History 410: Paper #2, Fall, 2019

For this assignment you will write a 750- to 1000-word essay on establishment of American democracy during the period from 1765 to 1810. Every good paper starts with a good critical question. A good critical historical question cannot be answered with just a yes or no, or a fact or series of facts. It does not just elicit an opinion or hinge on a subjective moral judgement. A critical question examines ambiguity, leads to more questions, provokes discussion, requires careful and skeptical reading of texts, requires contextualizing and interpretation of relevant historical facts, could be answered in more than one way. Choose one of the following questions as a starting point for your essay. Make sure you understand the question as a critical question that is answerable using evidence from class readings.

1. Develop an argument about the relationship between the American Revolution and the adoption of a new frame of Government in 1787.

2. Looking at the United States around 1800, develop an opinion about the extent to which the revolutionary generation of Americans fulfilled the promise of 1776.

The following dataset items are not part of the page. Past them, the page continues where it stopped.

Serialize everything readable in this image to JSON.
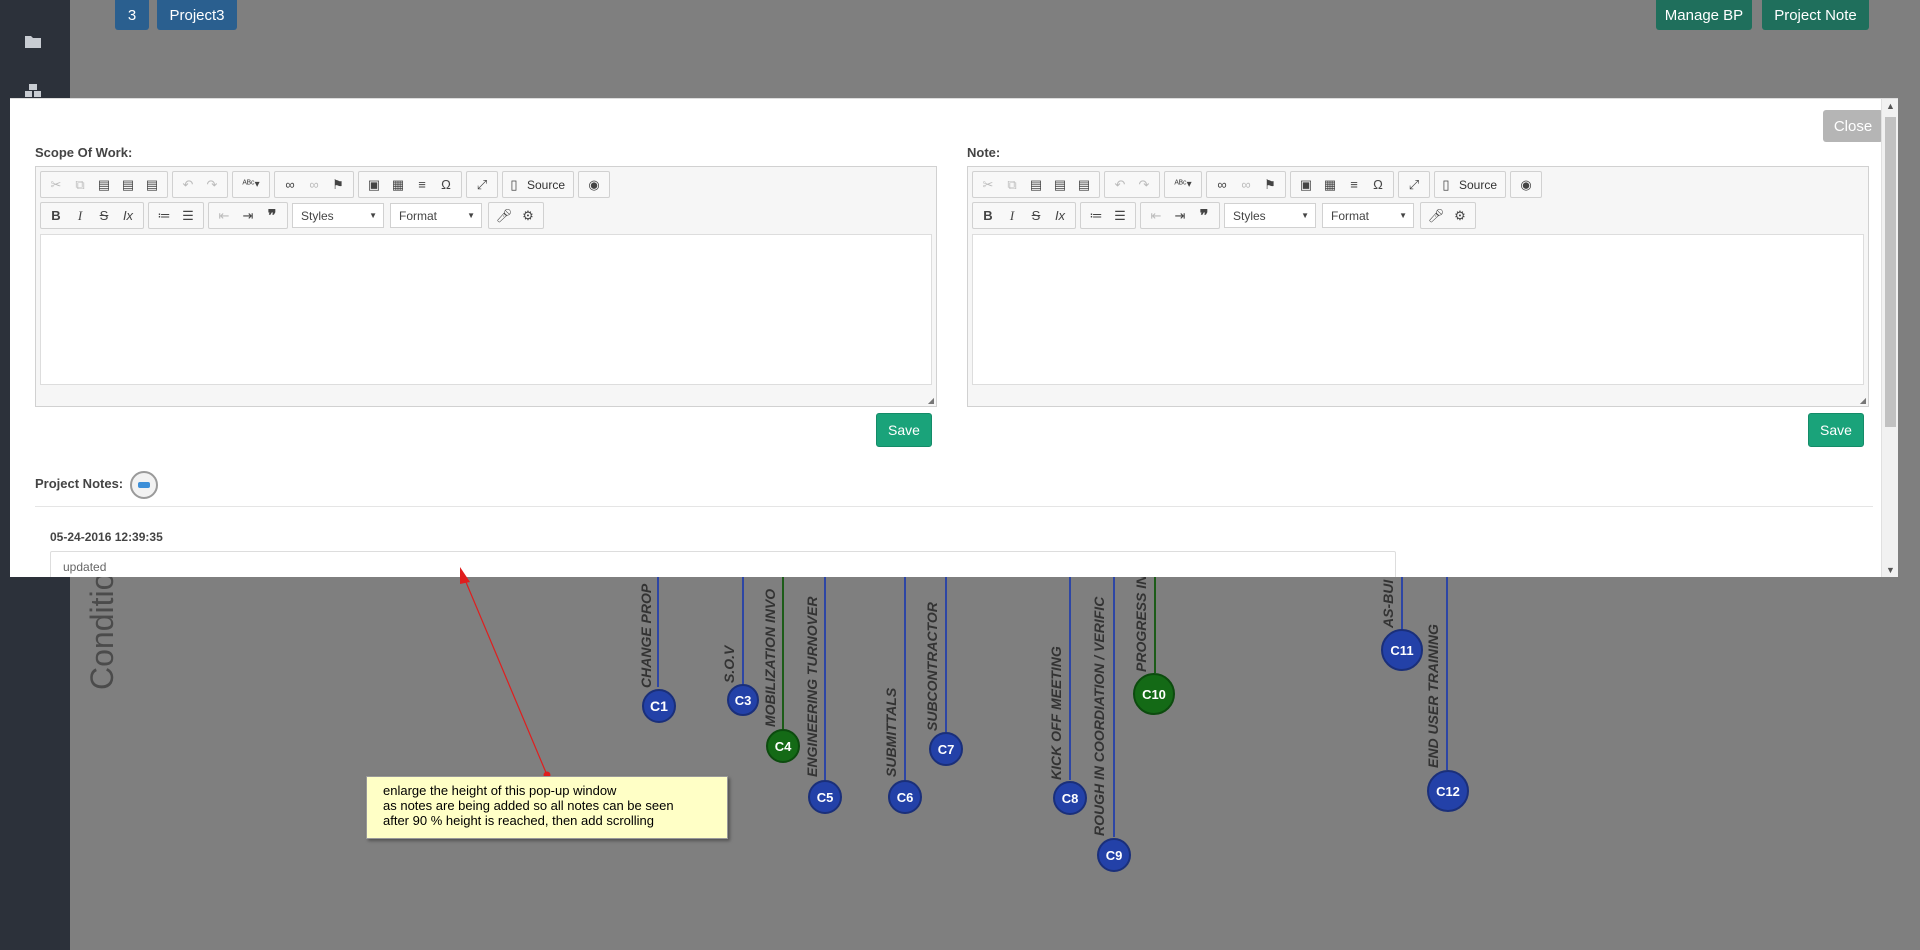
{
  "header": {
    "tab_number": "3",
    "project_name": "Project3",
    "manage_bp_label": "Manage BP",
    "project_note_label": "Project Note"
  },
  "sidebar": {
    "icons": [
      "folder-icon",
      "cubes-icon"
    ]
  },
  "background": {
    "conditions_label": "Conditio",
    "milestones": [
      {
        "id": "C1",
        "label": "CHANGE PROP",
        "status": "blue"
      },
      {
        "id": "C3",
        "label": "S.O.V",
        "status": "blue"
      },
      {
        "id": "C4",
        "label": "MOBILIZATION INVO",
        "status": "green"
      },
      {
        "id": "C5",
        "label": "ENGINEERING TURNOVER",
        "status": "blue"
      },
      {
        "id": "C6",
        "label": "SUBMITTALS",
        "status": "blue"
      },
      {
        "id": "C7",
        "label": "SUBCONTRACTOR",
        "status": "blue"
      },
      {
        "id": "C8",
        "label": "KICK OFF MEETING",
        "status": "blue"
      },
      {
        "id": "C9",
        "label": "ROUGH IN COORDIATION / VERIFIC",
        "status": "blue"
      },
      {
        "id": "C10",
        "label": "PROGRESS IN",
        "status": "green"
      },
      {
        "id": "C11",
        "label": "AS-BUI",
        "status": "blue"
      },
      {
        "id": "C12",
        "label": "END USER TRAINING",
        "status": "blue"
      }
    ]
  },
  "modal": {
    "close_label": "Close",
    "scope_label": "Scope Of Work:",
    "note_label": "Note:",
    "save_label": "Save",
    "editor": {
      "source_label": "Source",
      "styles_label": "Styles",
      "format_label": "Format"
    },
    "project_notes_label": "Project Notes:",
    "notes": [
      {
        "date": "05-24-2016 12:39:35",
        "text": "updated"
      }
    ]
  },
  "annotation": {
    "lines": [
      "enlarge the height of this pop-up window",
      "as notes are being added so all notes can be seen",
      "after 90 % height is reached, then add scrolling"
    ]
  },
  "colors": {
    "save_green": "#1aa37a",
    "node_blue": "#2341a8",
    "node_green": "#146a16",
    "arrow_red": "#e01e1e"
  }
}
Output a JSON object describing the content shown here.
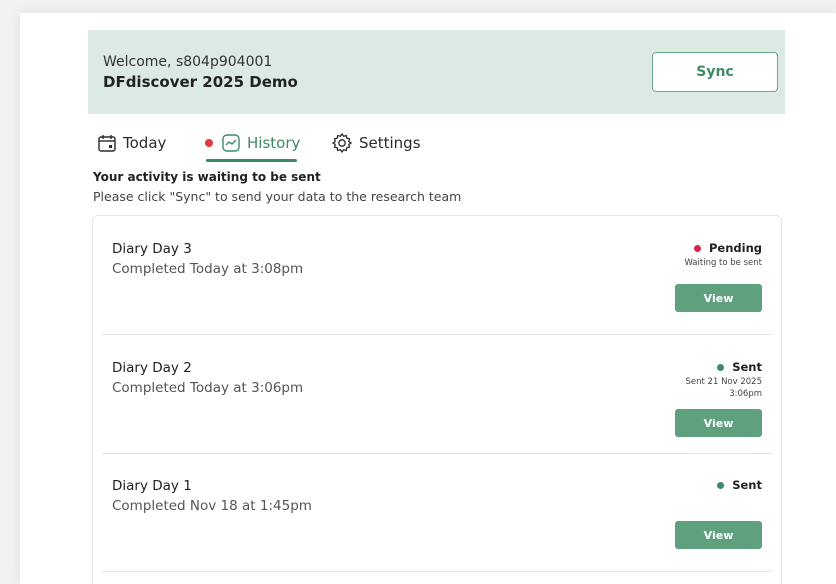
{
  "colors": {
    "accent": "#3f8a66",
    "banner_bg": "#dde9e3",
    "pending": "#d6244f",
    "sent": "#3f8a66",
    "view_button": "#5fa07f"
  },
  "header": {
    "welcome": "Welcome, s804p904001",
    "study_name": "DFdiscover 2025 Demo",
    "sync_label": "Sync"
  },
  "tabs": [
    {
      "label": "Today",
      "icon": "calendar-icon"
    },
    {
      "label": "History",
      "icon": "history-chart-icon",
      "active": true,
      "has_notification_dot": true
    },
    {
      "label": "Settings",
      "icon": "gear-icon"
    }
  ],
  "notice": {
    "title": "Your activity is waiting to be sent",
    "subtitle": "Please click \"Sync\" to send your data to the research team"
  },
  "entries": [
    {
      "title": "Diary Day 3",
      "completed": "Completed Today at 3:08pm",
      "status": "Pending",
      "status_color": "#d6244f",
      "detail_line1": "Waiting to be sent",
      "detail_line2": "",
      "view_label": "View"
    },
    {
      "title": "Diary Day 2",
      "completed": "Completed Today at 3:06pm",
      "status": "Sent",
      "status_color": "#3f8a66",
      "detail_line1": "Sent 21 Nov 2025",
      "detail_line2": "3:06pm",
      "view_label": "View"
    },
    {
      "title": "Diary Day 1",
      "completed": "Completed Nov 18 at 1:45pm",
      "status": "Sent",
      "status_color": "#3f8a66",
      "detail_line1": "",
      "detail_line2": "",
      "view_label": "View"
    }
  ]
}
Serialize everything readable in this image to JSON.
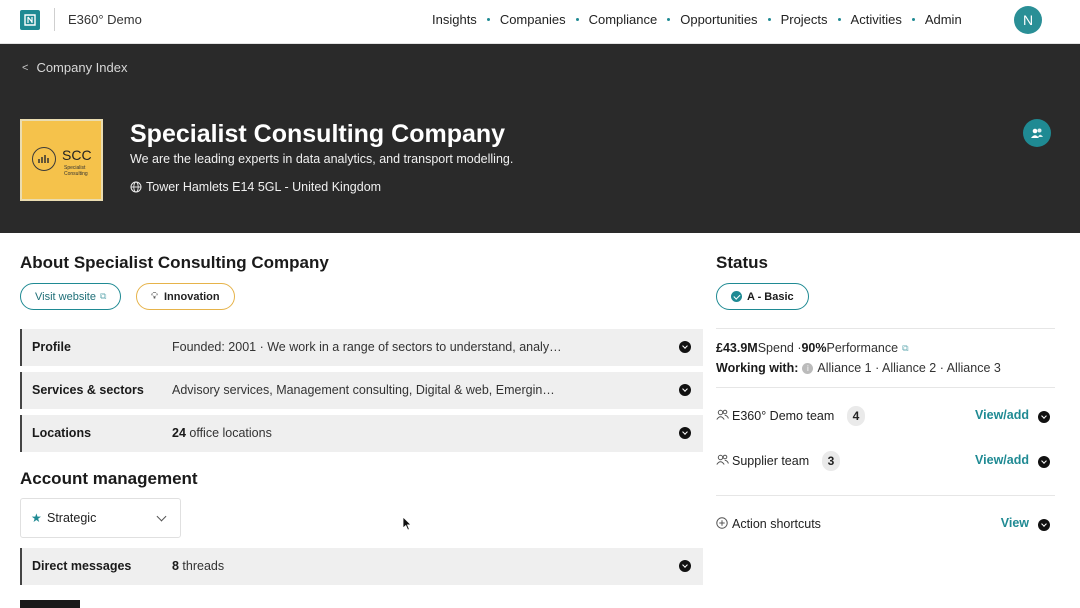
{
  "app": {
    "name": "E360° Demo",
    "avatar_initial": "N",
    "nav": [
      "Insights",
      "Companies",
      "Compliance",
      "Opportunities",
      "Projects",
      "Activities",
      "Admin"
    ],
    "accent": "#1f8a93"
  },
  "header": {
    "breadcrumb": "Company Index",
    "logo": {
      "abbr": "SCC",
      "line1": "Specialist",
      "line2": "Consulting"
    },
    "title": "Specialist Consulting Company",
    "tagline": "We are the leading experts in data analytics, and transport modelling.",
    "location": "Tower Hamlets E14 5GL - United Kingdom"
  },
  "about": {
    "title": "About Specialist Consulting Company",
    "visit_website": "Visit website",
    "tag": "Innovation",
    "rows": [
      {
        "label": "Profile",
        "value": "Founded: 2001 · We work in a range of sectors to understand, analy…"
      },
      {
        "label": "Services & sectors",
        "value": "Advisory services, Management consulting, Digital & web, Emergin…"
      },
      {
        "label": "Locations",
        "value_count": "24",
        "value_text": " office locations"
      }
    ]
  },
  "account": {
    "title": "Account management",
    "select_value": "Strategic",
    "messages_label": "Direct messages",
    "messages_count": "8",
    "messages_text": " threads"
  },
  "status": {
    "title": "Status",
    "badge": "A - Basic",
    "spend": "£43.9M",
    "spend_label": " Spend · ",
    "performance": "90%",
    "performance_label": " Performance",
    "working_with_label": "Working with:",
    "working_with": "Alliance 1 · Alliance 2 · Alliance 3",
    "teams": [
      {
        "name": "E360° Demo team",
        "count": "4",
        "action": "View/add"
      },
      {
        "name": "Supplier team",
        "count": "3",
        "action": "View/add"
      }
    ],
    "shortcuts_label": "Action shortcuts",
    "shortcuts_action": "View"
  }
}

You are making an argument and so must support it convincingly with facts while acknowledging important contrary facts. In A Short Guide to Writing about History (a book most history teachers at Exeter owns), Richard Marius writes:

Historians and others use argument to take a position on a controversial topic. It can be said that every essay contains an argument in that every essay is built around a proposition that the writer wants us to believe. Yet in common usage, an argument is part of a debate, a dialogue between opposing views--sometimes many opposing views. Arguments include exposition, for they must explain the writer's point of view. An argument also seeks to prove that other points of view are wrong. Arguments are most interesting when the issues are important and all sides are fair to each other.

Thus it is important that you summarize opposing points of view fairly and completely. "Treat your adversaries as erring friends, not foes to be slain," Marius advises. "Always admit weakness in your argument and acknowledge those facts that opponents might raise against your position." For more on writing an argument go here.

Final papers should be turned in at my classroom by the end of classes on the due date. Include a heading with your name, the word count, and the number of the prompt you are answering. Papers should be typed and double spaced, with wide margins. Number the pages.